Nancy Bergeson would have celebrated her 58th birthday Monday. Her siblings and parents were looking forward to her spending Christmas with them in Newport Beach, Calif. She was known for making special presents, one year writing a poem etched in wood for her mother.
"Aunt Nancy was the reason for Christmas," Marian Bergeson said. "She was always the one who brought the cheer."
The oldest of four children who grew up in Newport Beach, Nancy Bergeson fell in love with animals at an early age. She developed a passion for the underdog, whether it was needy kids, shelter dogs or criminal clients.
She became a role model to her siblings and was usually the "leader of the pack," her mother said. When she took Spanish in high school, she inspired a love of languages in her sister, Julie McCormick.
McCormick described Nancy -- whom she called "Nance" or "Nachita," the name she used in high school Spanish -- as energetic, compassionate and generous.
"She'd take my kids one at a time to Portland and spoil them rotten. She taught them how to ski," said McCormick, an elementary school principal who has five children.
Lawyer active in sports
Nancy Bergeson, who was divorced, traveled each summer to exotic countries for competitions with her dragon boat team. She and her sister went to China and South Korea in 1988 to see their younger brother, James, compete in the Olympics in water polo.
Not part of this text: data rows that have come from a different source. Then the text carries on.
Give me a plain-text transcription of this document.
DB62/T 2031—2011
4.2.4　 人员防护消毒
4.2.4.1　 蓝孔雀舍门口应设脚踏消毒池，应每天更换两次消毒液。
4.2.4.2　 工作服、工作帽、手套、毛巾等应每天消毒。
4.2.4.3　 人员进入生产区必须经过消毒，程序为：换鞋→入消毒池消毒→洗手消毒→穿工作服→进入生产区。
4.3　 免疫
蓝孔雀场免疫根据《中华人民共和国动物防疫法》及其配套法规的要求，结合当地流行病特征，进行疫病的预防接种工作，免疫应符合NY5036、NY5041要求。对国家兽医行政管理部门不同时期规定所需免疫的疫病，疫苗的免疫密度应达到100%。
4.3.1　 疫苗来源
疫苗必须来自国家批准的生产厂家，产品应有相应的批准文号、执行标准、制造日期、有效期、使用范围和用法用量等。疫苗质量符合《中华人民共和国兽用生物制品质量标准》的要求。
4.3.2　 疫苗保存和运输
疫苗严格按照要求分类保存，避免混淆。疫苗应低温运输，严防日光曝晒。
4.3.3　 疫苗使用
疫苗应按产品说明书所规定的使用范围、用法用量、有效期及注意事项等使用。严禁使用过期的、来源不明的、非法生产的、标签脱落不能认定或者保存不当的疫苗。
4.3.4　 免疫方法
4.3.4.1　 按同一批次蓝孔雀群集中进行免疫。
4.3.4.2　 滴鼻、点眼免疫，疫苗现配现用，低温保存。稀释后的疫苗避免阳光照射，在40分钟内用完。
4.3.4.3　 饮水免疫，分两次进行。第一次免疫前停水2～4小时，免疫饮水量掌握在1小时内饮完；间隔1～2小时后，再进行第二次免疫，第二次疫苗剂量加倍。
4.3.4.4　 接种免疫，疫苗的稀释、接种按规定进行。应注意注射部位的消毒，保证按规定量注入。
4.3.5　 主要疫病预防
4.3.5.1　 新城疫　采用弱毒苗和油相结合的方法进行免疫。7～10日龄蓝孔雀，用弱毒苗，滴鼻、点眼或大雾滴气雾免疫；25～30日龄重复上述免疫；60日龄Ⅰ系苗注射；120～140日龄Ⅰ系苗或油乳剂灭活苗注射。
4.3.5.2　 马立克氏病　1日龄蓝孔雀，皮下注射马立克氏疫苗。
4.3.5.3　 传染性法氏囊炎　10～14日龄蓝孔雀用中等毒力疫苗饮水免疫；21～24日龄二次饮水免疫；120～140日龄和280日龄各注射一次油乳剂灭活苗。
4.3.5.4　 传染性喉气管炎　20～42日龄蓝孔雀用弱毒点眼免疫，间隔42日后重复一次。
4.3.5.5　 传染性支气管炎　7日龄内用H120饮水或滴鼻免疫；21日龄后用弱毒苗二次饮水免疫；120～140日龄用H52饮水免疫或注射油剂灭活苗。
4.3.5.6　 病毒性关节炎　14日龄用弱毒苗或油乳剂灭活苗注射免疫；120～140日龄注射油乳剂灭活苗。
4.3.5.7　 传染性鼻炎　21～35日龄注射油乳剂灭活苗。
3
Her sister recalled taking a run with Nancy in shorts through Beijing and being gawked at by residents unused to women baring their legs.
McCormick's husband, a county public defender in California, often discussed case strategies with Bergeson.
"She poured herself into her work,'' McCormick said.
She didn't talk about fears of retribution or retaliation by clients. "You always worry about that, but this was not a concern she ever expressed, " her sister said.
This Thanksgiving, her family gathered at McCormick's home.
"The family just needed to be together. We sat and we ate," McCormick said. "You just have to try to figure out how to breathe. It's still such a wicked, numb state. Words don't describe the gaping loss."
Bergeson was strong, challenging her teenage nephews to arm wrestling and winning, and leaving her sister in the dust when they ran. So her family can't imagine someone overpowering her.
"The irony in this to me is she defended people who committed crimes, and she was such their advocate," McCormick said. "If this person could do something so horrific to her ... She would have been probably their best ally, and this person takes her out. That's what kills me."